Converging pointers start at opposite ends. The other family starts both at the beginning and moves them at different speeds — a preview of patterns you'll meet again with linked lists and sliding windows.

The workhorse version is the reader/writer pass for in-place editing. write marks the boundary of the cleaned-up region; read scans ahead:

def dedupe_sorted(nums):
    write = 0
    for read in range(len(nums)):
        if read == 0 or nums[read] != nums[read - 1]:
            nums[write] = nums[read]
            write += 1
    return write   # first `write` slots hold the deduped prefix

Everything before write is final; everything between write and read is dead weight already processed. Remove-duplicates, move-zeroes, filter-in-place — all the same two-speed scan, all O(n) time, O(1) space.

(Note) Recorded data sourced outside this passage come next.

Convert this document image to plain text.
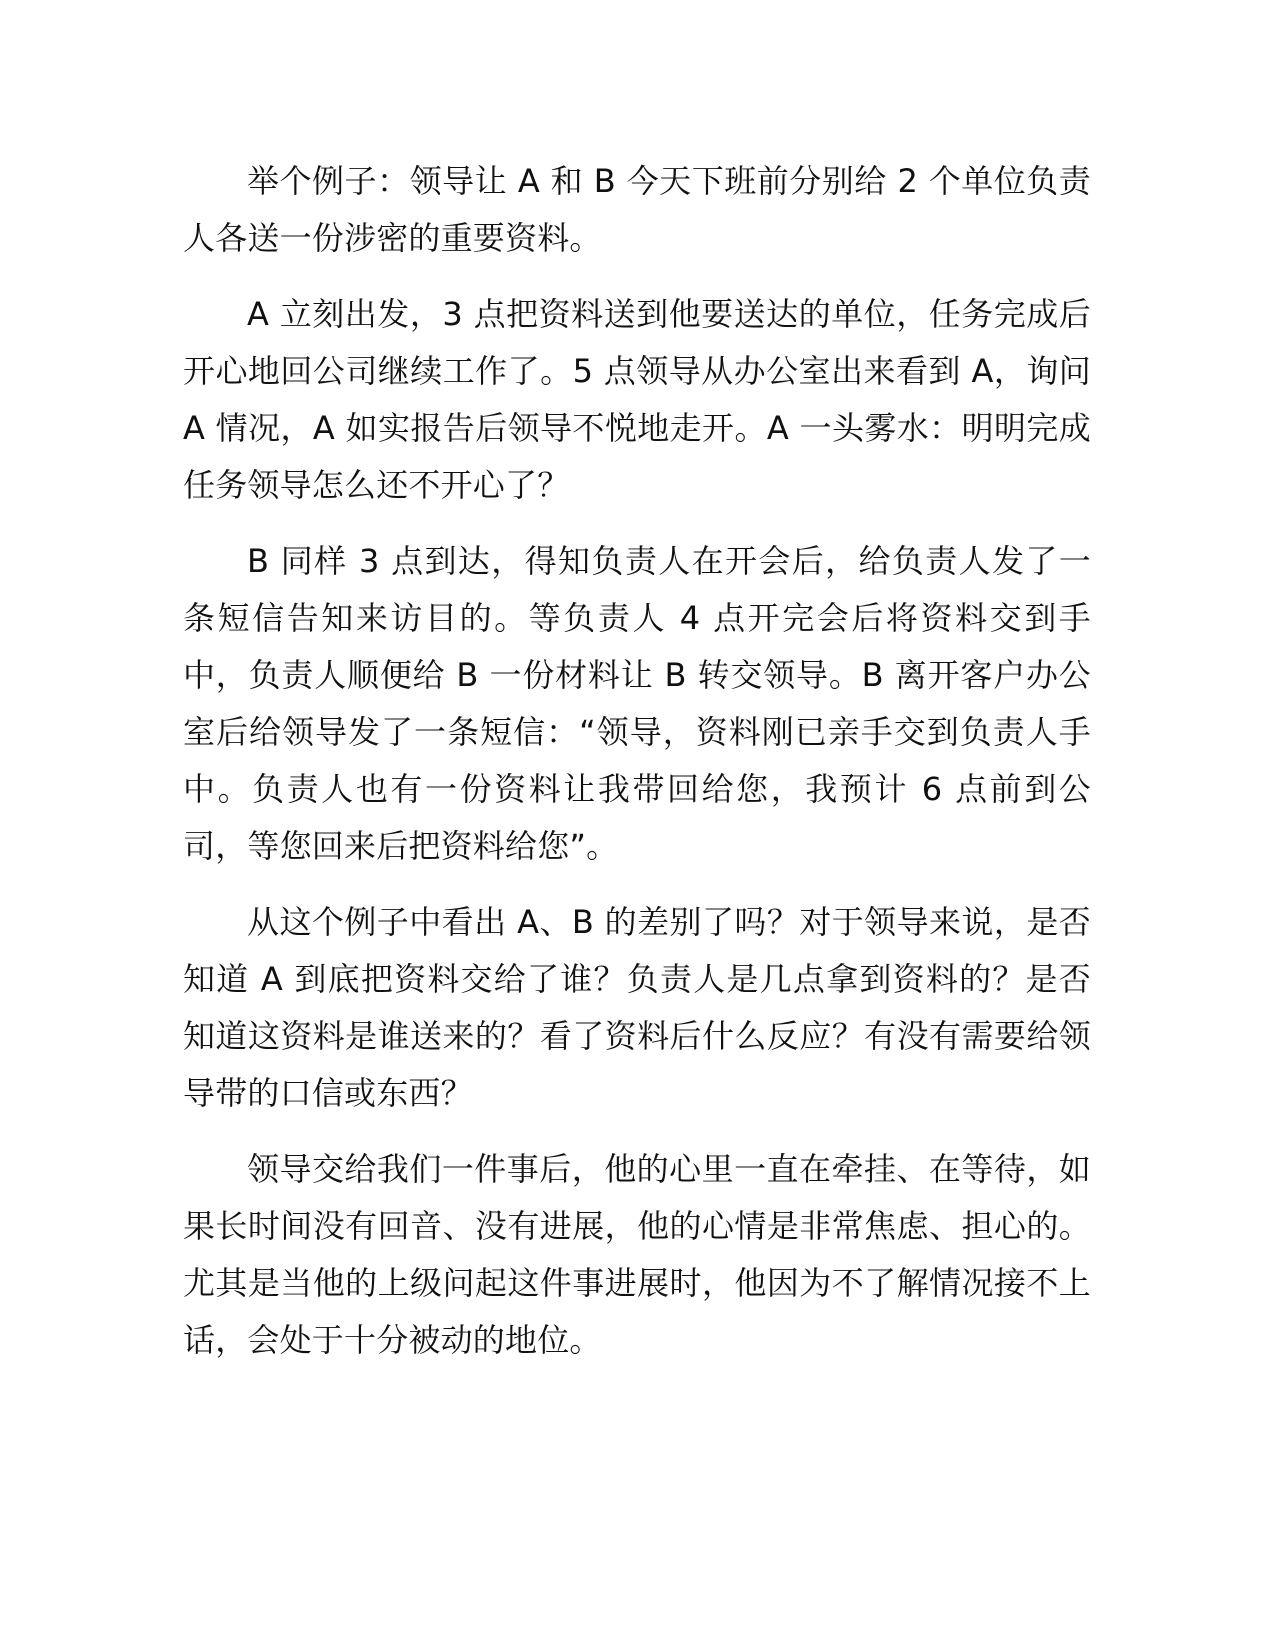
举个例子：领导让 A 和 B 今天下班前分别给 2 个单位负责人各送一份涉密的重要资料。

A 立刻出发，3 点把资料送到他要送达的单位，任务完成后开心地回公司继续工作了。5 点领导从办公室出来看到 A，询问 A 情况，A 如实报告后领导不悦地走开。A 一头雾水：明明完成任务领导怎么还不开心了？

B 同样 3 点到达，得知负责人在开会后，给负责人发了一条短信告知来访目的。等负责人 4 点开完会后将资料交到手中，负责人顺便给 B 一份材料让 B 转交领导。B 离开客户办公室后给领导发了一条短信：“领导，资料刚已亲手交到负责人手中。负责人也有一份资料让我带回给您，我预计 6 点前到公司，等您回来后把资料给您”。

从这个例子中看出 A、B 的差别了吗？对于领导来说，是否知道 A 到底把资料交给了谁？负责人是几点拿到资料的？是否知道这资料是谁送来的？看了资料后什么反应？有没有需要给领导带的口信或东西？

领导交给我们一件事后，他的心里一直在牵挂、在等待，如果长时间没有回音、没有进展，他的心情是非常焦虑、担心的。尤其是当他的上级问起这件事进展时，他因为不了解情况接不上话，会处于十分被动的地位。
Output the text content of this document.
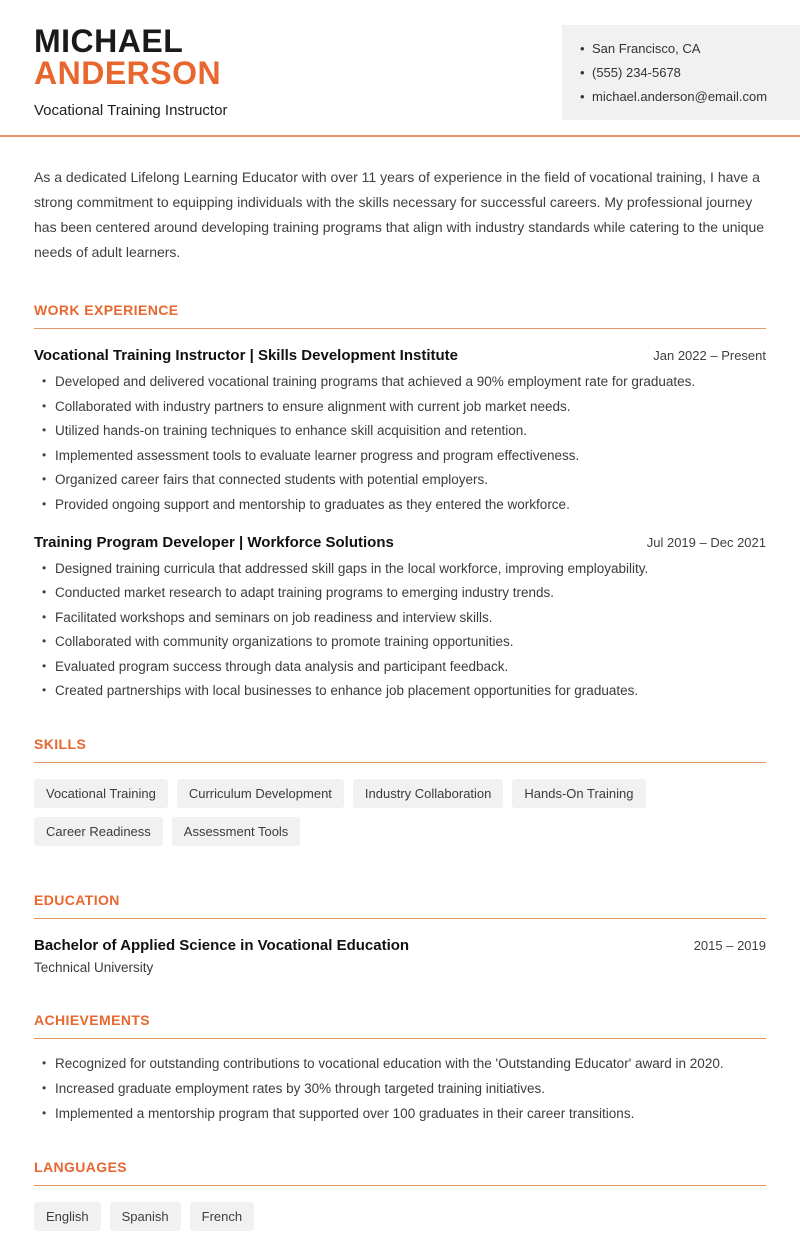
MICHAEL
ANDERSON
Vocational Training Instructor
• San Francisco, CA
• (555) 234-5678
• michael.anderson@email.com

As a dedicated Lifelong Learning Educator with over 11 years of experience in the field of vocational training, I have a strong commitment to equipping individuals with the skills necessary for successful careers. My professional journey has been centered around developing training programs that align with industry standards while catering to the unique needs of adult learners.

WORK EXPERIENCE
Vocational Training Instructor | Skills Development Institute	Jan 2022 – Present
• Developed and delivered vocational training programs that achieved a 90% employment rate for graduates.
• Collaborated with industry partners to ensure alignment with current job market needs.
• Utilized hands-on training techniques to enhance skill acquisition and retention.
• Implemented assessment tools to evaluate learner progress and program effectiveness.
• Organized career fairs that connected students with potential employers.
• Provided ongoing support and mentorship to graduates as they entered the workforce.
Training Program Developer | Workforce Solutions	Jul 2019 – Dec 2021
• Designed training curricula that addressed skill gaps in the local workforce, improving employability.
• Conducted market research to adapt training programs to emerging industry trends.
• Facilitated workshops and seminars on job readiness and interview skills.
• Collaborated with community organizations to promote training opportunities.
• Evaluated program success through data analysis and participant feedback.
• Created partnerships with local businesses to enhance job placement opportunities for graduates.
SKILLS
Vocational Training	Curriculum Development	Industry Collaboration	Hands-On Training
Career Readiness	Assessment Tools
EDUCATION
Bachelor of Applied Science in Vocational Education	2015 – 2019
Technical University
ACHIEVEMENTS
• Recognized for outstanding contributions to vocational education with the 'Outstanding Educator' award in 2020.
• Increased graduate employment rates by 30% through targeted training initiatives.
• Implemented a mentorship program that supported over 100 graduates in their career transitions.
LANGUAGES
English	Spanish	French
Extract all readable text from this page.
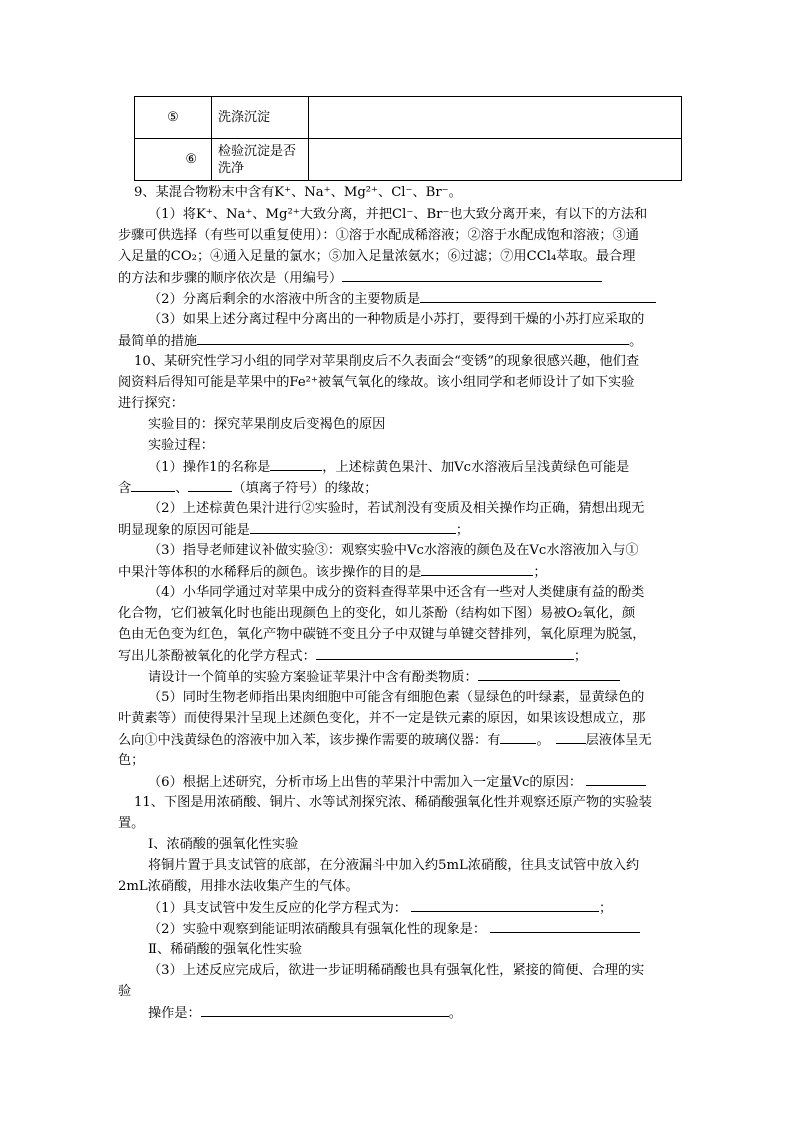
⑤	洗涤沉淀	
⑥	检验沉淀是否洗净	
9、某混合物粉末中含有K⁺、Na⁺、Mg²⁺、Cl⁻、Br⁻。
（1）将K⁺、Na⁺、Mg²⁺大致分离，并把Cl⁻、Br⁻也大致分离开来，有以下的方法和
步骤可供选择（有些可以重复使用）：①溶于水配成稀溶液；②溶于水配成饱和溶液；③通
入足量的CO₂；④通入足量的氯水；⑤加入足量浓氨水；⑥过滤；⑦用CCl₄萃取。最合理
的方法和步骤的顺序依次是（用编号）
（2）分离后剩余的水溶液中所含的主要物质是
（3）如果上述分离过程中分离出的一种物质是小苏打，要得到干燥的小苏打应采取的
最简单的措施	。
10、某研究性学习小组的同学对苹果削皮后不久表面会“变锈”的现象很感兴趣，他们查
阅资料后得知可能是苹果中的Fe²⁺被氧气氧化的缘故。该小组同学和老师设计了如下实验
进行探究：
实验目的：探究苹果削皮后变褐色的原因
实验过程：
（1）操作1的名称是	，上述棕黄色果汁、加Vc水溶液后呈浅黄绿色可能是
含	、	（填离子符号）的缘故；
（2）上述棕黄色果汁进行②实验时，若试剂没有变质及相关操作均正确，猜想出现无
明显现象的原因可能是	；
（3）指导老师建议补做实验③：观察实验中Vc水溶液的颜色及在Vc水溶液加入与①
中果汁等体积的水稀释后的颜色。该步操作的目的是	；
（4）小华同学通过对苹果中成分的资料查得苹果中还含有一些对人类健康有益的酚类
化合物，它们被氧化时也能出现颜色上的变化，如儿茶酚（结构如下图）易被O₂氧化，颜
色由无色变为红色，氧化产物中碳链不变且分子中双键与单键交替排列，氧化原理为脱氢，
写出儿茶酚被氧化的化学方程式：	；
请设计一个简单的实验方案验证苹果汁中含有酚类物质：
（5）同时生物老师指出果肉细胞中可能含有细胞色素（显绿色的叶绿素，显黄绿色的
叶黄素等）而使得果汁呈现上述颜色变化，并不一定是铁元素的原因，如果该设想成立，那
么向①中浅黄绿色的溶液中加入苯，该步操作需要的玻璃仪器：有	。	层液体呈无
色；
（6）根据上述研究，分析市场上出售的苹果汁中需加入一定量Vc的原因：
11、下图是用浓硝酸、铜片、水等试剂探究浓、稀硝酸强氧化性并观察还原产物的实验装
置。
Ⅰ、浓硝酸的强氧化性实验
将铜片置于具支试管的底部，在分液漏斗中加入约5mL浓硝酸，往具支试管中放入约
2mL浓硝酸，用排水法收集产生的气体。
（1）具支试管中发生反应的化学方程式为：	；
（2）实验中观察到能证明浓硝酸具有强氧化性的现象是：
Ⅱ、稀硝酸的强氧化性实验
（3）上述反应完成后，欲进一步证明稀硝酸也具有强氧化性，紧接的简便、合理的实
验
操作是：	。
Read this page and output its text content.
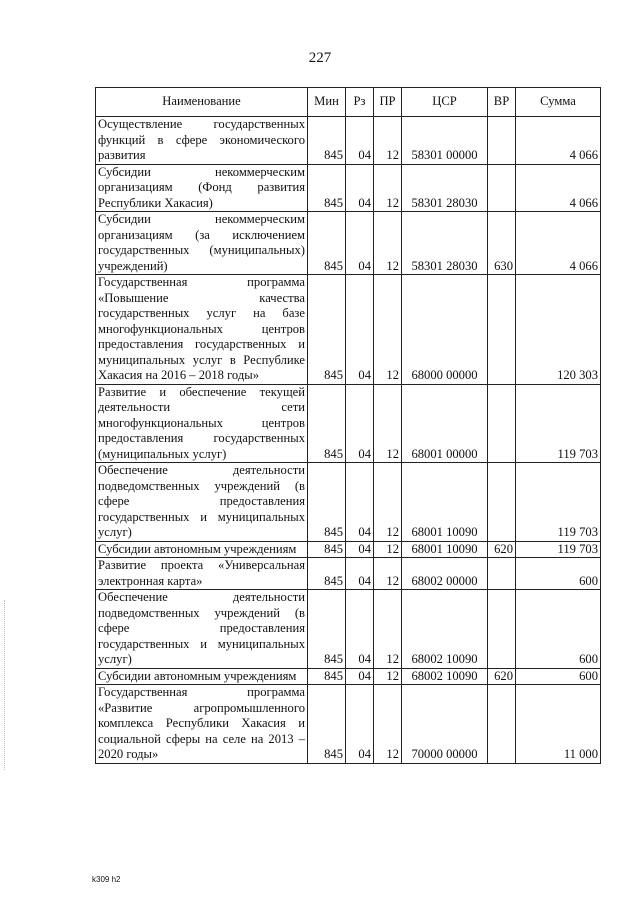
227
Наименование	Мин	Рз	ПР	ЦСР	ВР	Сумма
Осуществление государственных функций в сфере экономического развития	845	04	12	58301 00000		4 066
Субсидии некоммерческим организациям (Фонд развития Республики Хакасия)	845	04	12	58301 28030		4 066
Субсидии некоммерческим организациям (за исключением государственных (муниципальных) учреждений)	845	04	12	58301 28030	630	4 066
Государственная программа «Повышение качества государственных услуг на базе многофункциональных центров предоставления государственных и муниципальных услуг в Республике Хакасия на 2016 – 2018 годы»	845	04	12	68000 00000		120 303
Развитие и обеспечение текущей деятельности сети многофункциональных центров предоставления государственных (муниципальных услуг)	845	04	12	68001 00000		119 703
Обеспечение деятельности подведомственных учреждений (в сфере предоставления государственных и муниципальных услуг)	845	04	12	68001 10090		119 703
Субсидии автономным учреждениям	845	04	12	68001 10090	620	119 703
Развитие проекта «Универсальная электронная карта»	845	04	12	68002 00000		600
Обеспечение деятельности подведомственных учреждений (в сфере предоставления государственных и муниципальных услуг)	845	04	12	68002 10090		600
Субсидии автономным учреждениям	845	04	12	68002 10090	620	600
Государственная программа «Развитие агропромышленного комплекса Республики Хакасия и социальной сферы на селе на 2013 – 2020 годы»	845	04	12	70000 00000		11 000
k309 h2
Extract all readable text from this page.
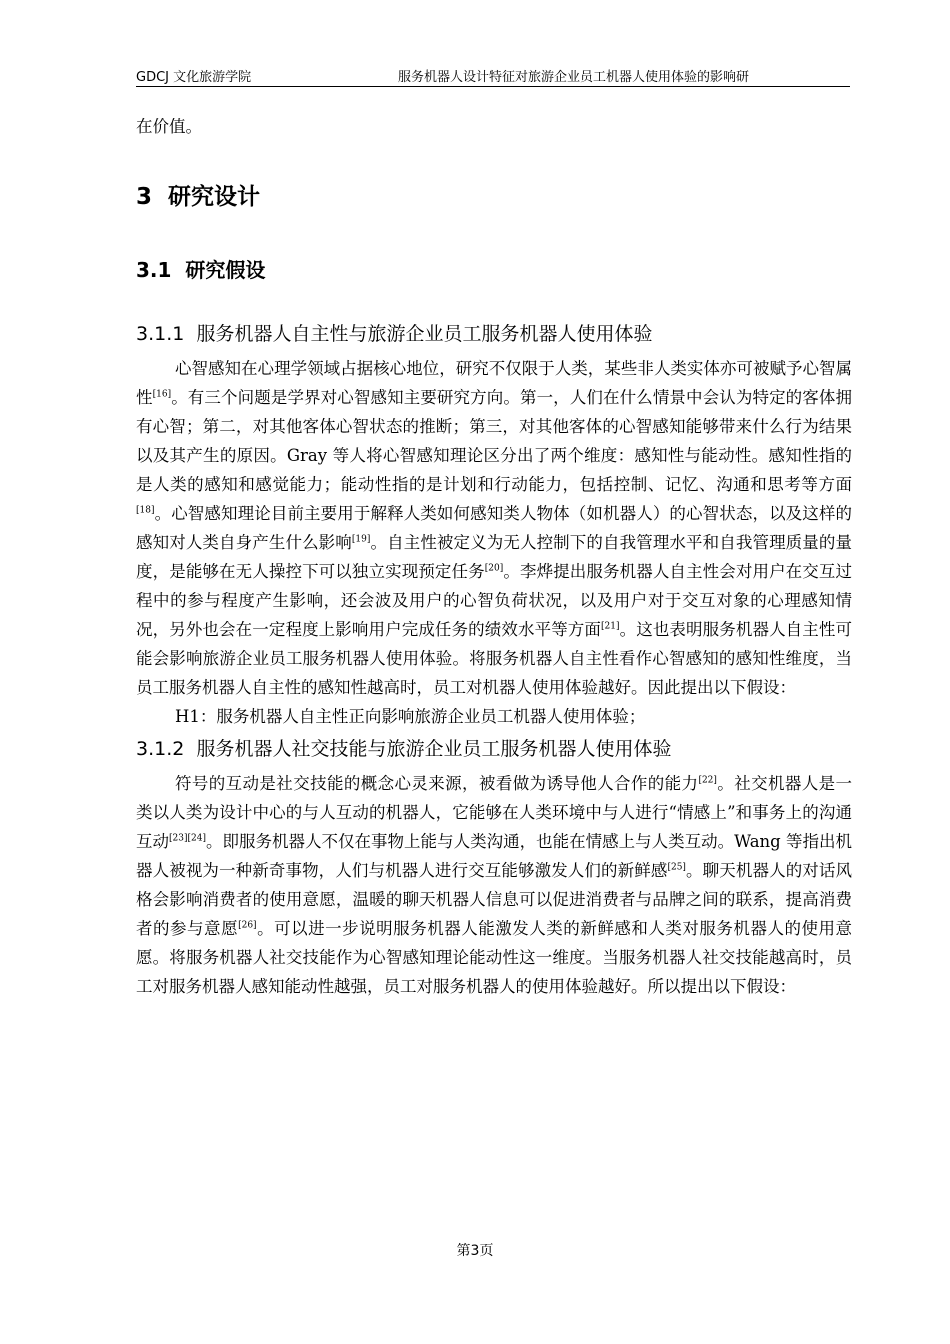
GDCJ 文化旅游学院	服务机器人设计特征对旅游企业员工机器人使用体验的影响研

在价值。

3 研究设计
3.1 研究假设
3.1.1 服务机器人自主性与旅游企业员工服务机器人使用体验

心智感知在心理学领域占据核心地位，研究不仅限于人类，某些非人类实体亦可被赋予心智属性[16]。有三个问题是学界对心智感知主要研究方向。第一，人们在什么情景中会认为特定的客体拥有心智；第二，对其他客体心智状态的推断；第三，对其他客体的心智感知能够带来什么行为结果以及其产生的原因。Gray 等人将心智感知理论区分出了两个维度：感知性与能动性。感知性指的是人类的感知和感觉能力；能动性指的是计划和行动能力，包括控制、记忆、沟通和思考等方面[18]。心智感知理论目前主要用于解释人类如何感知类人物体（如机器人）的心智状态，以及这样的感知对人类自身产生什么影响[19]。自主性被定义为无人控制下的自我管理水平和自我管理质量的量度，是能够在无人操控下可以独立实现预定任务[20]。李烨提出服务机器人自主性会对用户在交互过程中的参与程度产生影响，还会波及用户的心智负荷状况，以及用户对于交互对象的心理感知情况，另外也会在一定程度上影响用户完成任务的绩效水平等方面[21]。这也表明服务机器人自主性可能会影响旅游企业员工服务机器人使用体验。将服务机器人自主性看作心智感知的感知性维度，当员工服务机器人自主性的感知性越高时，员工对机器人使用体验越好。因此提出以下假设：

H1：服务机器人自主性正向影响旅游企业员工机器人使用体验；

3.1.2 服务机器人社交技能与旅游企业员工服务机器人使用体验

符号的互动是社交技能的概念心灵来源，被看做为诱导他人合作的能力[22]。社交机器人是一类以人类为设计中心的与人互动的机器人，它能够在人类环境中与人进行“情感上”和事务上的沟通互动[23][24]。即服务机器人不仅在事物上能与人类沟通，也能在情感上与人类互动。Wang 等指出机器人被视为一种新奇事物，人们与机器人进行交互能够激发人们的新鲜感[25]。聊天机器人的对话风格会影响消费者的使用意愿，温暖的聊天机器人信息可以促进消费者与品牌之间的联系，提高消费者的参与意愿[26]。可以进一步说明服务机器人能激发人类的新鲜感和人类对服务机器人的使用意愿。将服务机器人社交技能作为心智感知理论能动性这一维度。当服务机器人社交技能越高时，员工对服务机器人感知能动性越强，员工对服务机器人的使用体验越好。所以提出以下假设：

第3页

The same different-speeds idea, run on a linked list (fast moves two hops per slow's one), finds middles and detects cycles — Floyd's tortoise and hare. You'll meet it properly in the linked-list week; recognize the family now.

Principle: two pointers means two frontiers — what's settled and what's being explored. Keep their invariant ("everything left of write is clean") in your head and the code writes itself.

Both kill the inner loop. How to pick:

The honest trade-off: two pointers is O(1) space but needs order — if you must sort first, you pay O(n log n) and lose original indices. Hashing is O(n) one-pass on any order but costs O(n) memory and won't naturally enumerate deduplicated combinations.

In an interview, naming this fork is the move: "unsorted, so a hash map gives one pass — but if it were sorted, two pointers would do it with no extra memory." One sentence, two patterns, full marks.

Principle: hashing buys speed with memory; two pointers buys speed with order. Identify which resource the problem hands you for free.